I’ll leave it at that, but you get the picture. We’ve got too many of these holidays and some of them are even offensive, or as Tucker said, “anachronistic.”
My wife told me a couple days ago that they (employees of the grocery store she works for) can’t wish customers a “Merry Christmas.” Instead, the must say, “Happy Holidays,” or something else, lest they offend someone who does not believe in Christmas. This is like saying American citizens can’t say to other American citizens: “Happy Fourth of July.”
First, let me make it clear: I’m all for the separation of church and state. But, let me also be clear: Christmas is a federal holiday. If our political correctness has made us uncomfortable with this, we should, as a nation, reverse the designation as a federal holiday. Otherwise, employees of retail stores and grocery stores are irrevocably free to wish people Merry Christmas because it is a federally mandated holiday by the United States.

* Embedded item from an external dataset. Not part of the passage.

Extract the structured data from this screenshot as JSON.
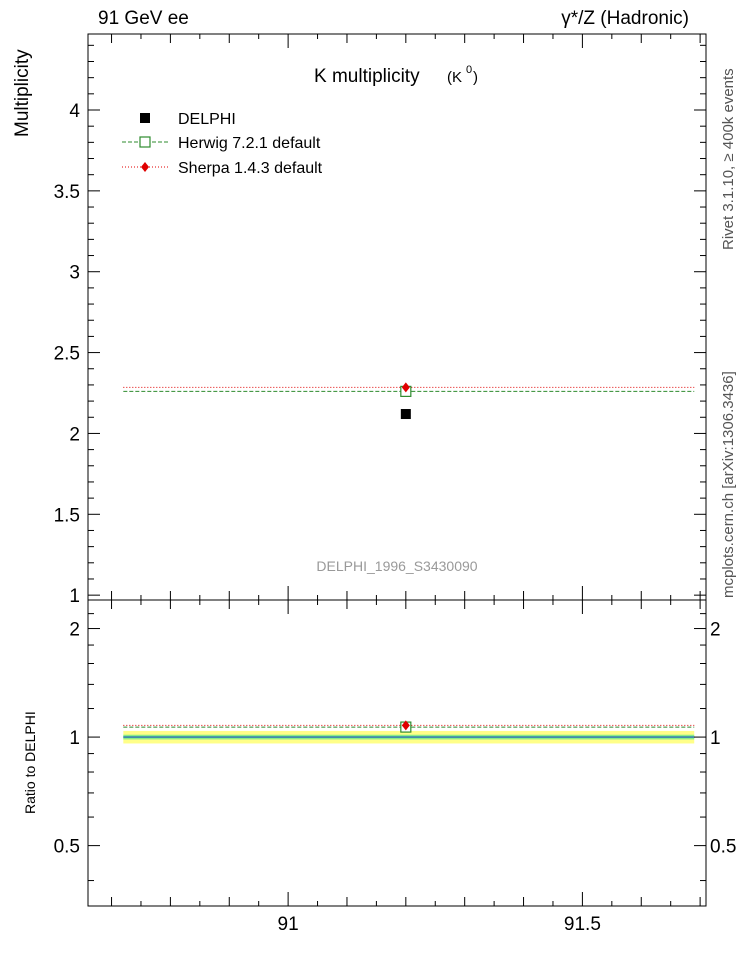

Forcing employees to say, “Happy Holidays” is silly because it’s a federal holiday, plain and simple, and if enough in the country are uncomfortable with that, measures should be taken to un-designate Christmas as a federal holiday, but good luck with that, since we are, in all but name, nearly a theocracy with the amount of religious nods slipped into our own laws and the amount of politicians who tout religion, not reason, as paramount to their decision-making, which affects, not only fellow believers, but those who do not believe and those who believe in some other deity (i.e. the Jewish God, Allah or whomever).
Regardless, the policy of this grocery store (and my wife tells me of others that hold the same policy) is not only silly, but wrong … and this precludes whatever one may believe about God, Christ, Christmas or any of it.